Gardai accused republican elements of exploiting a public outcry over the eviction, in order to conduct a brutal, well-planned assault.
The unspoken tensions beneath this sequence of events were clear to see in the Irish parliament, when Sinn Féin’s Pearse Doherty condemned the thuggery of the ‘bank’s enforcers’, but failed to mention the later, more serious attack.
After some testy exchanges, the taoiseach observed that, when it comes to the Shinners attitude to the rule of law, “it doesn’t take long for your balaclava to slip”.
It seems unlikely that the republican party’s response to the eviction, and indeed the extent of public anger, was not fuelled by the security guards’ northern unionist identity.
The reaction among Sinn Féin’s army of online supporters, or ‘Shinnerbots’, centred on the men’s apparent links to the British army.
It was insinuated that these links meant they were also likely to be connected to loyalist paramilitaries.
It has since emerged that the firm’s boss probably was a soldier, first with the Ulster Defence Regiment (UDR) and then with the Royal Irish Regiment.
Some former members of the UDR have been accused of links to paramilitary groups and, in the popular republican imagination, the regiment is often portrayed as an adjunct of armed loyalism.

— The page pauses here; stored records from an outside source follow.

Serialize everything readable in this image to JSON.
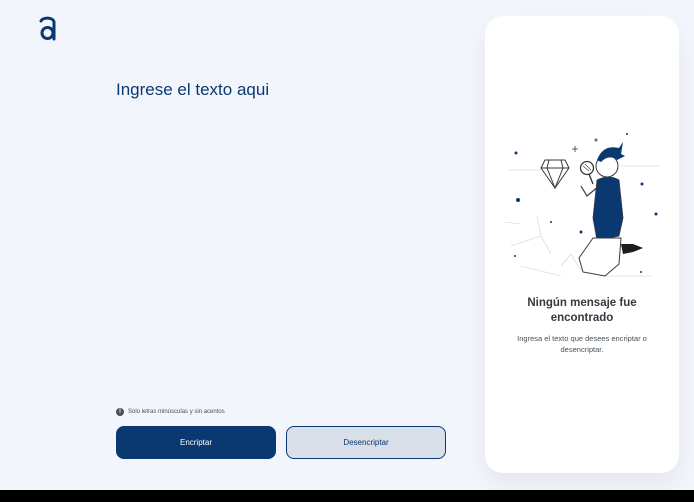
{
  "editor": {
    "placeholder": "Ingrese el texto aqui"
  },
  "hint": {
    "icon": "info-icon",
    "icon_glyph": "!",
    "text": "Solo letras minúsculas y sin acentos"
  },
  "buttons": {
    "encrypt_label": "Encriptar",
    "decrypt_label": "Desencriptar"
  },
  "output": {
    "title": "Ningún mensaje fue encontrado",
    "description": "Ingresa el texto que desees encriptar o desencriptar."
  },
  "colors": {
    "primary": "#0a3871",
    "background": "#f3f5fc",
    "secondary_button": "#d8dfe8"
  }
}
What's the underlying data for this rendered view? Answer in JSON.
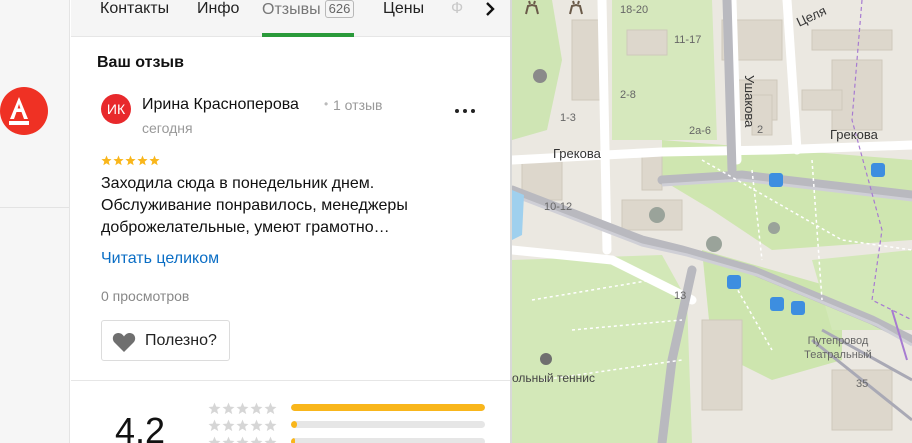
{
  "tabs": [
    {
      "label": "Контакты"
    },
    {
      "label": "Инфо"
    },
    {
      "label": "Отзывы",
      "count": "626"
    },
    {
      "label": "Цены"
    },
    {
      "label": "Ф"
    }
  ],
  "review_section": {
    "title": "Ваш отзыв"
  },
  "review": {
    "avatar_initials": "ИК",
    "author": "Ирина Красноперова",
    "author_reviews": "1 отзыв",
    "date": "сегодня",
    "stars": 5,
    "text": "Заходила сюда в понедельник днем. Обслуживание понравилось, менеджеры доброжелательные, умеют грамотно…",
    "read_more": "Читать целиком",
    "views": "0 просмотров",
    "useful_label": "Полезно?"
  },
  "rating_summary": {
    "value": "4.2",
    "distribution": [
      {
        "stars": 5,
        "share": 1.0
      },
      {
        "stars": 4,
        "share": 0.03
      },
      {
        "stars": 3,
        "share": 0.02
      }
    ]
  },
  "map": {
    "streets": [
      "Грекова",
      "Грекова",
      "Ушакова",
      "Целя"
    ],
    "houses": [
      "18-20",
      "11-17",
      "2-8",
      "1-3",
      "2а-6",
      "2",
      "10-12",
      "13",
      "35"
    ],
    "places": [
      "Путепровод Театральный"
    ],
    "partial_labels": [
      "ольный теннис"
    ]
  },
  "colors": {
    "accent_green": "#2a9a3a",
    "link": "#0b6ec5",
    "star": "#f9b61b",
    "brand_red": "#ef3124"
  }
}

In truth, it played an important role in preventing Northern Ireland from descending into outright civil war and sustained severe casualties, as its mainly part-time soldiers were targeted viciously by the IRA.
None of this necessarily excuses the conduct of the security company behind the eviction, which will no doubt be investigated by the Gardai for any wrongdoing.
In the Republic, the incident will create a perfectly valid discussion about regulating repossession and how much force is legitimate if people will not leave property willingly.
A report in the Irish Daily Mirror quoted sources in the security industry that had very little good to say about the firm that was involved in the ruckus in Roscommon.
However, from a Northern Ireland perspective, more interesting were the role of Sinn Fein in inflaming opinion, the suspected involvement of republicans in reprisals, the tenor of media coverage and the anti-British hostility that seemed to characterise some of the public reaction.
The political background and the previous employment of the personnel involved should, by rights, have remained irrelevant to this story.
Many unionists in Northern Ireland served with distinction in the armed forces and are proud of their former regiments.
Likewise, they feel that their identity is British, in whole or in part.
Yet, it seems that these simple facts could be considered provocations or aggravating factors, if their job makes them unpopular in an all-Ireland republic.
That will surely make them think longer and harder about the prospect of Irish unity.